– Я готов содействовать в расследовании преступления и предоставить любую помощь и поддержку для скорейшего розыска этих ублюдков. Что вы собираетесь предпринимать для поимки убийц? – спросил я у Рамиреса.
Инспектор недоумённо пожал плечами.
– Как обычно. Она же была проституткой, сеньор. На такие дела внимание уже не обращают. Вы же сами понимаете, что будет в лучшем случае пара-тройка формальных процедур, несколько опросов свидетелей, которые ничего не видели, и дело закроют. Её даже не ограбили: деньги в сумочке и украшения не взяли. Значит – ревность или пьяные разборки. Вину обязательно спихнут на неё же саму. Точнее на её образ жизни…
– Могу я кое-что взять себе на память о ней? – я указал на цепочку с крестиком.
– Ну вообще-то её вещи уже вошли в опись…
Без лишних слов развернул перед ним бумажник с купюрами. Рамирес согласился:
– Да берите, это ж безделушка какая-то. Могла выпасть при переноске тела…
Он протянул мне цепочку с крестиком. Я молча кивнул и положил украшение в нагрудный карман пиджака. Этот день в Буэнос-Айресе завершился самым промозглым и холодным вечером за всю зиму. И среди пышной вечнозелёной зелени фикусов и причудливых омбу два оголённых осенними ветрами безлиственных древа гинкго билоба покрылись инеем.
Минуло не более суток, от Романова весточки пока ещё не было.

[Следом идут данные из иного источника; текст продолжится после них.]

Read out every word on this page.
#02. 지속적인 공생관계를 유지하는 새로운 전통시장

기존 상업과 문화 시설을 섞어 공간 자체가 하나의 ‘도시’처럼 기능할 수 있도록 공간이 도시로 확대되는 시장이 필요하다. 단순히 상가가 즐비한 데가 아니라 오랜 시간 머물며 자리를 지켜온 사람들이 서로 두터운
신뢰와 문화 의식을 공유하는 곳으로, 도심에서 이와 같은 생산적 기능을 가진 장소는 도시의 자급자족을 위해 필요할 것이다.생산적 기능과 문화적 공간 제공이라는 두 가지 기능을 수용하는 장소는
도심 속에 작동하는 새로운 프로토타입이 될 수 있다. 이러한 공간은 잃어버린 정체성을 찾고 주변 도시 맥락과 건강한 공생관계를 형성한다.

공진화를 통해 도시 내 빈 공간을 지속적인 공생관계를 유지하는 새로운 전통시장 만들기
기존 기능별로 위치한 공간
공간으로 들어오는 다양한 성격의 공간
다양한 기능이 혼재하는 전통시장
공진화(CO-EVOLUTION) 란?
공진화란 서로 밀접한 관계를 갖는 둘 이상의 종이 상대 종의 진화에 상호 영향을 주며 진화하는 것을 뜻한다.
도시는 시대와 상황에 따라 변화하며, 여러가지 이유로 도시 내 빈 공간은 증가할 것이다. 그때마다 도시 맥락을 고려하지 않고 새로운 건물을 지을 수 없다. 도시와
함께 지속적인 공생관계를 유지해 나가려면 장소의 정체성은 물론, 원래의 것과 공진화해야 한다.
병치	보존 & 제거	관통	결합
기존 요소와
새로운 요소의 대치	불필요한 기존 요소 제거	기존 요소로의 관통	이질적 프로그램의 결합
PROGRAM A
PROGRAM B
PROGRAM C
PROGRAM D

А мне пришлось по работе на пару дней выехать в порт Мар-дель-Плата, находившийся на берегу океана, чему я был несказанно рад: несмотря на близость залива, в самом Буэнос-Айресе нет моря, а навязчивое желание побродить вдоль берега и полюбоваться на грандиозные и суровые океанские волны беспредельно овладело мной. Обычно вид морской стихии меня успокаивает и приводит мысли в порядок, охлаждает кипящую кровь в венах. И вот в ближайший же вечер, по приезде в этот портовый город, завершив все свои дела и возрадовавшись тихой и тёплой погоде, я отправился погулять по песчаному пляжу. Но остаться в полном уединении и покое не получилось, так как разогнать тоскливую зимнюю ипохондрию сюда в этот час вышли многие горожане. По обыкновению, с недавних пор присущему аргентинцам, тут же возникла стихийная милонга – спонтанное танцевальное представление, где все желающие танцуют танго, превратив набережную и даже мокрый песок пляжа в танцпол. Здесь были и профессиональные танцоры, а также любители – словом все те, кто таким образом хотел скоротать время, пообщаться и заодно погреться в ритме латиноамериканского жгучего танца, ставшего уже культовым и прославившем их страну. Впрочем, во многих городах в Европе и Америке танго по-прежнему считалось безнравственным и жестоким танцем и даже было под запретом. Но конечно же не здесь, на его родине – в Аргентине.